[llvm-branch-commits] AlwaysInliner: A new inlining algorithm to interleave alloca promotion with inlines. (PR #145613)

Wed Jun 25 10:38:10 PDT 2025

================
@@ -129,6 +147,245 @@ bool AlwaysInlineImpl(
   return Changed;
 }
 
+/// Promote allocas to registers if possible.
+static void promoteAllocas(
+    Function *Caller, SmallPtrSetImpl<AllocaInst *> &AllocasToPromote,
+    function_ref<AssumptionCache &(Function &)> &GetAssumptionCache) {
+  if (AllocasToPromote.empty())
+    return;
+
+  SmallVector<AllocaInst *, 4> PromotableAllocas;
+  llvm::copy_if(AllocasToPromote, std::back_inserter(PromotableAllocas),
+                isAllocaPromotable);
+  if (PromotableAllocas.empty())
+    return;
+
+  DominatorTree DT(*Caller);
+  AssumptionCache &AC = GetAssumptionCache(*Caller);
+  PromoteMemToReg(PromotableAllocas, DT, &AC);
+  NumAllocasPromoted += PromotableAllocas.size();
+  // Emit a remark for the promotion.
+  OptimizationRemarkEmitter ORE(Caller);
+  DebugLoc DLoc = Caller->getEntryBlock().getTerminator()->getDebugLoc();
+  ORE.emit([&]() {
+    return OptimizationRemark(DEBUG_TYPE, "PromoteAllocas", DLoc,
+                              &Caller->getEntryBlock())
+           << "Promoting " << ore::NV("NumAlloca", PromotableAllocas.size())
+           << " allocas to SSA registers in function '"
+           << ore::NV("Function", Caller) << "'";
+  });
+  LLVM_DEBUG(dbgs() << "Promoted " << PromotableAllocas.size()
+                    << " allocas to registers in function " << Caller->getName()
+                    << "\n");
+}
+
+/// We use a different visitation order of functions here to solve a phase
+/// ordering problem. After inlining, a caller function may have allocas that
+/// were previously used for passing reference arguments to the callee that
+/// are now promotable to registers, using SROA/mem2reg. However if we just let
+/// the AlwaysInliner continue inlining everything at once, the later SROA pass
+/// in the pipeline will end up placing phis for these allocas into blocks along
+/// the dominance frontier which may extend further than desired (e.g. loop
+/// headers). This can happen when the caller is then inlined into another
+/// caller, and the allocas end up hoisted further before SROA is run.
+///
+/// Instead what we want is to try to do, as best as we can, is to inline leaf
+/// functions into callers, and then run PromoteMemToReg() on the allocas that
+/// were passed into the callee before it was inlined.
+///
+/// We want to do this *before* the caller is inlined into another caller
+/// because we want the alloca promotion to happen before its scope extends too
+/// far because of further inlining.
+///
+/// Here's a simple pseudo-example:
+/// outermost_caller() {
+///   for (...) {
+///     middle_caller();
+///   }
+/// }
+///
+/// middle_caller() {
+///   int stack_var;
+///   inner_callee(&stack_var);
+/// }
+///
+/// inner_callee(int *x) {
+///   // Do something with x.
+/// }
+///
+/// In this case, we want to inline inner_callee() into middle_caller() and
+/// then promote stack_var to a register before we inline middle_caller() into
+/// outermost_caller(). The regular always_inliner would inline everything at
+/// once, and then SROA/mem2reg would promote stack_var to a register but in
+/// the context of outermost_caller() which is not what we want.
----------------
aemerson wrote:

> In that context, could the problem addressed here be decoupled from inlining order? It seems like it'd result in a more robust system.

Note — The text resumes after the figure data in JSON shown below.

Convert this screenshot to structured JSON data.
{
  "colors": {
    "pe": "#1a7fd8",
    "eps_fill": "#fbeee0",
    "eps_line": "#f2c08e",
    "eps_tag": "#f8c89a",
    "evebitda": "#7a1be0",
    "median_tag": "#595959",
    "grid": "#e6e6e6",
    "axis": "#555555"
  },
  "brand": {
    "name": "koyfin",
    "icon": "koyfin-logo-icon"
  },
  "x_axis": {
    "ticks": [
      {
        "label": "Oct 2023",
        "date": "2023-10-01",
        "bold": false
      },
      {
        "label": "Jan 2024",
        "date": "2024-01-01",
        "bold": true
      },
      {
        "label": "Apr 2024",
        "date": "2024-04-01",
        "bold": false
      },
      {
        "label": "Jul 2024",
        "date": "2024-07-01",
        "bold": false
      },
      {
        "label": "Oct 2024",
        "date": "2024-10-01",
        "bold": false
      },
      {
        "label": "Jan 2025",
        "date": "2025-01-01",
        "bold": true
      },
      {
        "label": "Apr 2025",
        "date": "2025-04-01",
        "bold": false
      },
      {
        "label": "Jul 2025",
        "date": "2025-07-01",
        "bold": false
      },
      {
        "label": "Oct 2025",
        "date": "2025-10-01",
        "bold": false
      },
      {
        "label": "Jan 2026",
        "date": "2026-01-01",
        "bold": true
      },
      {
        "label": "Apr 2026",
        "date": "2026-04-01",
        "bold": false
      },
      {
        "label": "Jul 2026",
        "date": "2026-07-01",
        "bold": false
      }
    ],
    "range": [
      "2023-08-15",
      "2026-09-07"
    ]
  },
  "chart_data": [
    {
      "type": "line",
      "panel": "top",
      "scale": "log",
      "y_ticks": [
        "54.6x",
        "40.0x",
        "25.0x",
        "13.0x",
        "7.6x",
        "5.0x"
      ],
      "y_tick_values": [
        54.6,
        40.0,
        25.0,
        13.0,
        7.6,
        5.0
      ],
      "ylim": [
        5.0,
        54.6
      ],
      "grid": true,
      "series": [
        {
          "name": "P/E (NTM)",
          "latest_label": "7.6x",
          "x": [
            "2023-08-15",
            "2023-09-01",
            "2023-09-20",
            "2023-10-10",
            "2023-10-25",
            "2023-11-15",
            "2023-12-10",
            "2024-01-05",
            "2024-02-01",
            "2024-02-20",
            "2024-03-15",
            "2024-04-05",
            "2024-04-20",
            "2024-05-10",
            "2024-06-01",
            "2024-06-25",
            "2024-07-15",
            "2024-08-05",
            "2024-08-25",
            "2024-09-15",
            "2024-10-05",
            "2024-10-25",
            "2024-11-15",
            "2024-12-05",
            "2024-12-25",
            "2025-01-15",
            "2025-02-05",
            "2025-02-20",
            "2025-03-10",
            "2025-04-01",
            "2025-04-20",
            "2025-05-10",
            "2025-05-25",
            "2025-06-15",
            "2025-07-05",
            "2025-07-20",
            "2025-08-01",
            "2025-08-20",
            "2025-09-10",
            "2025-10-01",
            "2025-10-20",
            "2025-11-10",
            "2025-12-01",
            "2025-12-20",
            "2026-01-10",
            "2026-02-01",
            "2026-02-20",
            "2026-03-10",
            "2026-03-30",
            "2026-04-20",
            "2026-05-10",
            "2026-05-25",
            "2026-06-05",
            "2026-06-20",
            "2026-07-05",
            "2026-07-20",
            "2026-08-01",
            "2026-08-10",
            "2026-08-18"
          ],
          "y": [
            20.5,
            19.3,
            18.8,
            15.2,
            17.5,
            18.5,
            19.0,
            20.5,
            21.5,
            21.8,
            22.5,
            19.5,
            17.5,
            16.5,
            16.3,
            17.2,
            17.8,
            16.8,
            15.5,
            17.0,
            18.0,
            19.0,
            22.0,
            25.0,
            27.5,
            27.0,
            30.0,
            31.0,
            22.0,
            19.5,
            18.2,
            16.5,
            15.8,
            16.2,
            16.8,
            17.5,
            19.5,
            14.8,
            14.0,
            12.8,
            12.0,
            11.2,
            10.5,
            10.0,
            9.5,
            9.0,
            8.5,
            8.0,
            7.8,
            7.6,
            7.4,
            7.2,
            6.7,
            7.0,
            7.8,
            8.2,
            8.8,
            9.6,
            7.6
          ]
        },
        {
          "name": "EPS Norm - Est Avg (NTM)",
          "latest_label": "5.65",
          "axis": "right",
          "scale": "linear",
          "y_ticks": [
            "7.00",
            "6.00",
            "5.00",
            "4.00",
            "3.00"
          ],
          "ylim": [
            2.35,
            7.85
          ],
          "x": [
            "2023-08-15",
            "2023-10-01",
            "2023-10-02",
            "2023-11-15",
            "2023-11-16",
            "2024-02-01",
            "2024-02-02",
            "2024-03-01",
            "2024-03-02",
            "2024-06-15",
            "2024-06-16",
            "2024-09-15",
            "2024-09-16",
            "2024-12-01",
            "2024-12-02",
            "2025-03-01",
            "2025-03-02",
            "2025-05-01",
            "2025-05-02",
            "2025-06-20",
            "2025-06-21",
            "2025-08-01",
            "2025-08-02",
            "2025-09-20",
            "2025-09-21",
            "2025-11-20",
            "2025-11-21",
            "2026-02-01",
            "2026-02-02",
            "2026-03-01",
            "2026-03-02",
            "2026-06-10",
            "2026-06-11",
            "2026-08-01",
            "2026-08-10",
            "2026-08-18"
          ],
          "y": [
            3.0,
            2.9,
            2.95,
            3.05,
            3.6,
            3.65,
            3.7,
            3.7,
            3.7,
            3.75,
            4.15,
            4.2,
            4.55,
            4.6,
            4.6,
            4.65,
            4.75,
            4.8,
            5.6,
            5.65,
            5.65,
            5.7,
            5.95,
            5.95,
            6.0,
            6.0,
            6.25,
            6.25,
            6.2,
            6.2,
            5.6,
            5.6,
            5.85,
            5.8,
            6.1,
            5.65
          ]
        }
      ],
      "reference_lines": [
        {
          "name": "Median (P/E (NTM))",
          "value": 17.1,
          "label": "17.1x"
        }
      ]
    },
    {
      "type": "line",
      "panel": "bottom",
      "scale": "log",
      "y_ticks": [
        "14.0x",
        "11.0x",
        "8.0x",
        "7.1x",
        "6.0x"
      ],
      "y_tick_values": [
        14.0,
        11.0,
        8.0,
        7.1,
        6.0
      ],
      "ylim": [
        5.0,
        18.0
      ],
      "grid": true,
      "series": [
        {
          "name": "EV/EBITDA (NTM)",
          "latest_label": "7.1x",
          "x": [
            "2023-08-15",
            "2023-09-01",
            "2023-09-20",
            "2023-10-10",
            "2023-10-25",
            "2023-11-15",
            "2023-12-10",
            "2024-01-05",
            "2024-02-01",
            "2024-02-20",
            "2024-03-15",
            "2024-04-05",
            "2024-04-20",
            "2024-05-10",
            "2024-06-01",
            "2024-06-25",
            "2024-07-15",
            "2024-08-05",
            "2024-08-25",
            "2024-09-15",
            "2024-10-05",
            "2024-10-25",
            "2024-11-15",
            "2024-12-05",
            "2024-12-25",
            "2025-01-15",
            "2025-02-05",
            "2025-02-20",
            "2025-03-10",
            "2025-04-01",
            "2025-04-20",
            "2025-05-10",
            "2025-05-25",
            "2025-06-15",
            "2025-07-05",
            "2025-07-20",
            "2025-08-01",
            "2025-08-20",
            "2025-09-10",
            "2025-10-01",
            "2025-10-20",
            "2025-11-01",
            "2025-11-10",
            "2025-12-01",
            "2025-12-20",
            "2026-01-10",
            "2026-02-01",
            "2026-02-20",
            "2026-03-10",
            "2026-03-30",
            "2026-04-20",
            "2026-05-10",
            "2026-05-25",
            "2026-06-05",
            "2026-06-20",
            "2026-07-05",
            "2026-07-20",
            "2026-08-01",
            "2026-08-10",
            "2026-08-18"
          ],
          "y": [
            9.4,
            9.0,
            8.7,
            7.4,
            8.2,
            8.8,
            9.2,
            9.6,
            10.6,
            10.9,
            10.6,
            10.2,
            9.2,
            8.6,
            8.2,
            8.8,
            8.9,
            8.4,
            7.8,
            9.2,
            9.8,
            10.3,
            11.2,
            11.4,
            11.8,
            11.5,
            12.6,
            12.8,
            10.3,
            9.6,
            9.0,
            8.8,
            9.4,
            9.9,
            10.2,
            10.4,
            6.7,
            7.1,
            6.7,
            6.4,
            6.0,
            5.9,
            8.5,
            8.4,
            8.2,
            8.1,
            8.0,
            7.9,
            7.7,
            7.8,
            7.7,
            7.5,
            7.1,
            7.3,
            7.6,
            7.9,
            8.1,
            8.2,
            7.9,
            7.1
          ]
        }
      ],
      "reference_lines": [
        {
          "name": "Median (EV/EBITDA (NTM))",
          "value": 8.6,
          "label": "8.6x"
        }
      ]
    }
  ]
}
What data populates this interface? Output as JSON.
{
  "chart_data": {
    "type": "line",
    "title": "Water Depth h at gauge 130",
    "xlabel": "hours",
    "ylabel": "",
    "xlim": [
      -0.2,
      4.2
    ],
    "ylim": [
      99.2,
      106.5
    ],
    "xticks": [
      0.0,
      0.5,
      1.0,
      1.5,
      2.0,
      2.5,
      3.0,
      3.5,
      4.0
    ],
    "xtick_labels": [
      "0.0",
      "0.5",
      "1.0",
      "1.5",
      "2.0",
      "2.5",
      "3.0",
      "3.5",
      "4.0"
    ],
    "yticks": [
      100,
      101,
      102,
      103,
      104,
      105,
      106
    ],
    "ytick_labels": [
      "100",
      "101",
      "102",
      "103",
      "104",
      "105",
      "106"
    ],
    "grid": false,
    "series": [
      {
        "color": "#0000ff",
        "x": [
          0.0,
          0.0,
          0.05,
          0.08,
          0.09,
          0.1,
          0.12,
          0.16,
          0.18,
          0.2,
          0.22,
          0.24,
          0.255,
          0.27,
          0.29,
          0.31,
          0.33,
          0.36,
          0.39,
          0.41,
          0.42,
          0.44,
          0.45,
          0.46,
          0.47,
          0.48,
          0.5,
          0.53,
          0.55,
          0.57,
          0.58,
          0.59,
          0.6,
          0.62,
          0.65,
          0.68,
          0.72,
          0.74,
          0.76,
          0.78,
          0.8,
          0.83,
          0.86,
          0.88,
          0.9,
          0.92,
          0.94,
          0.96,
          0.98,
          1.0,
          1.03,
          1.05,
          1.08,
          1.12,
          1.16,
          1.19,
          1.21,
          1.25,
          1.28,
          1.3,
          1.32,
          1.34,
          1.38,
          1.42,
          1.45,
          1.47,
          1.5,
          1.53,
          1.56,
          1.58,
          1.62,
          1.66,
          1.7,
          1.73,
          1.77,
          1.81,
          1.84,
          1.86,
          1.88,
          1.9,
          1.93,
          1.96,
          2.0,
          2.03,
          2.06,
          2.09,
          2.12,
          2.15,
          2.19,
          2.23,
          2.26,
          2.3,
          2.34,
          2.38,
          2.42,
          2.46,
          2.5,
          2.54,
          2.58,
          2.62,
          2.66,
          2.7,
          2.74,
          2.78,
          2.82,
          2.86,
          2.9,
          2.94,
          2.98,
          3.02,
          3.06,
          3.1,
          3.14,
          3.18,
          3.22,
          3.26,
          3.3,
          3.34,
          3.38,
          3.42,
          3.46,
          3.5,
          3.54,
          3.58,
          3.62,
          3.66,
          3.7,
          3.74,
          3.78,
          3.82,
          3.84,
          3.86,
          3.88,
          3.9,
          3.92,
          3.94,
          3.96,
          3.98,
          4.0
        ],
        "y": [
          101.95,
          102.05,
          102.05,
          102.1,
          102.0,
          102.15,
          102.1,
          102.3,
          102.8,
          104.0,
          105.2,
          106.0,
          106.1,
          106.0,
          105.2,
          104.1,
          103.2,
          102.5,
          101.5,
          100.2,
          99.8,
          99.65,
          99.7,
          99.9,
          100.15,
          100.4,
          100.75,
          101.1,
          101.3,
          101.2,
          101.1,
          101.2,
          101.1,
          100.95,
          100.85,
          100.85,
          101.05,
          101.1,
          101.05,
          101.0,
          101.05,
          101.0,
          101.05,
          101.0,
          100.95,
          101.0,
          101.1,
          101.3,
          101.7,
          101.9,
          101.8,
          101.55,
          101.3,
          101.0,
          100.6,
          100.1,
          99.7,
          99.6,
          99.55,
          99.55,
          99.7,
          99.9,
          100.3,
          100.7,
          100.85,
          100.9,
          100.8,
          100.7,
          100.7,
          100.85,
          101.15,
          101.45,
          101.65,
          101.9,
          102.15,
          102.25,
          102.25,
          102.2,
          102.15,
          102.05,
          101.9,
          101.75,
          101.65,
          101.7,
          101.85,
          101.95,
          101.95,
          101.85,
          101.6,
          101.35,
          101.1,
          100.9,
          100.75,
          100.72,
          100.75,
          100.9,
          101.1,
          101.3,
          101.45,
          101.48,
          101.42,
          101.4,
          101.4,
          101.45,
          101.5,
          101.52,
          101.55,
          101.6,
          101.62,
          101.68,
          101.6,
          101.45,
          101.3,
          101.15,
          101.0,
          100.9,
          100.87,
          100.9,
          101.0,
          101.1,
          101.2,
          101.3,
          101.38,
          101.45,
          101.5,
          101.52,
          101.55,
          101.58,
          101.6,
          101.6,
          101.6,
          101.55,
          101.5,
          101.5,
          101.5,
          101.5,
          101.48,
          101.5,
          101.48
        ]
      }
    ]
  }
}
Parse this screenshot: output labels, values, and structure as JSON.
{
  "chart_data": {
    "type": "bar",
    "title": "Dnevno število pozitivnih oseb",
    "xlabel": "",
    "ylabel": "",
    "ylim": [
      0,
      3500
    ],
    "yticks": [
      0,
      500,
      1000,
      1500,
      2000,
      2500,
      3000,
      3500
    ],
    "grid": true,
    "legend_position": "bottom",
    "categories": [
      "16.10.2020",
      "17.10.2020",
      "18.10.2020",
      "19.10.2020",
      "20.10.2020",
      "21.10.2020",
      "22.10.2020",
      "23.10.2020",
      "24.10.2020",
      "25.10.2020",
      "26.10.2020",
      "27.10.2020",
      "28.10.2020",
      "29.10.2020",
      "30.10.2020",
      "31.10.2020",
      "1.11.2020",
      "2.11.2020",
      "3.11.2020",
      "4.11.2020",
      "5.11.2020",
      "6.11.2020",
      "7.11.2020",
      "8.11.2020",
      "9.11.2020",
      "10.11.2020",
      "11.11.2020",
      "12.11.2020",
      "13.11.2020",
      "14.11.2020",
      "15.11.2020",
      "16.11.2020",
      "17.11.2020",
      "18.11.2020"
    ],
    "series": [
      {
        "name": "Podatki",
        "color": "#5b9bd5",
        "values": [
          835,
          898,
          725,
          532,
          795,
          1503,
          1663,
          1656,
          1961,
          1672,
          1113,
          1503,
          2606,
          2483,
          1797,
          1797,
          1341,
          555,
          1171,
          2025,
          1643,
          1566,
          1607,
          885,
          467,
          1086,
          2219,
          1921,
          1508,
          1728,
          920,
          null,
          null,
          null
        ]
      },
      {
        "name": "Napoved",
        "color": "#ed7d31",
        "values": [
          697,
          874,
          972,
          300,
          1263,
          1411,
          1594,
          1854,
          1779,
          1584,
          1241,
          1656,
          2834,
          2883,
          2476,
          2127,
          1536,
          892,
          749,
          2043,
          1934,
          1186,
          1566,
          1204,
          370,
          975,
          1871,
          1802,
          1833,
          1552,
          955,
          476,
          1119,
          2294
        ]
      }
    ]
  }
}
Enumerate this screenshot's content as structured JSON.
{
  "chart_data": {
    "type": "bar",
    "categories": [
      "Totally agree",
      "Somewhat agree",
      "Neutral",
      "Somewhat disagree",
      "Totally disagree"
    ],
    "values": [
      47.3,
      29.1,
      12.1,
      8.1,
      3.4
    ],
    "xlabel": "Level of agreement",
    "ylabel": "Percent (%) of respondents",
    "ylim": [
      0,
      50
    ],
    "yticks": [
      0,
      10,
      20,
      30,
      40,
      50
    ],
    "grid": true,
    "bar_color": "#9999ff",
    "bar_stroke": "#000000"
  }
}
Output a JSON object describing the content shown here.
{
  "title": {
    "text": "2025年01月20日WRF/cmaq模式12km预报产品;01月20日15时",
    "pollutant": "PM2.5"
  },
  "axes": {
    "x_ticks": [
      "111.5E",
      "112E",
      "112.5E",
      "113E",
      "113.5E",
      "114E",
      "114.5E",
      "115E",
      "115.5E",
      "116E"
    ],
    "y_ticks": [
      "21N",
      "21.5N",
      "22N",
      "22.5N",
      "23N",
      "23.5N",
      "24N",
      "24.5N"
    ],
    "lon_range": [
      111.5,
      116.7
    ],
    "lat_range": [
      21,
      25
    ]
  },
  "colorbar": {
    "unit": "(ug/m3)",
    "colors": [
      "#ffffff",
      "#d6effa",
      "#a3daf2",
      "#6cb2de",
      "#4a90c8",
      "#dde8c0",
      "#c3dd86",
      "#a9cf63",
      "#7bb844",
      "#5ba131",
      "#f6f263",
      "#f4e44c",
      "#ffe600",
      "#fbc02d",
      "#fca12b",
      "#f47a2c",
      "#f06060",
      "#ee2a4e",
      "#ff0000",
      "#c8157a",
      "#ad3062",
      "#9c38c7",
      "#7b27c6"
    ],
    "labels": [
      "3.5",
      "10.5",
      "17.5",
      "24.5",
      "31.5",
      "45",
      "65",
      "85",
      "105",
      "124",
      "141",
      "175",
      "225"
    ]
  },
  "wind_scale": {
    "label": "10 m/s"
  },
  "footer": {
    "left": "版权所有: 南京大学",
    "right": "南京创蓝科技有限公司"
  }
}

I don't *think* so, unless there's something I've missed. Before doing this I tried other approaches, such as:
  - Trying to detect these over-extended PHIs and then demoting them back to allocas. Didn't work as we end up pessimizing codegen.
  - Avoiding hoisting large vector allocas to the entry block, in order to block mem2reg. This works but is conceptually the wrong place to do it (no other heuristics code exists there).

I wasn't aware of ModuleInliner. Is the long term plan for it to replace the existing inliner? If so we could in future merge it with AlwaysInliner and if we interleave optimization as the current SCC manager does then this should fix the problem.

https://github.com/llvm/llvm-project/pull/145613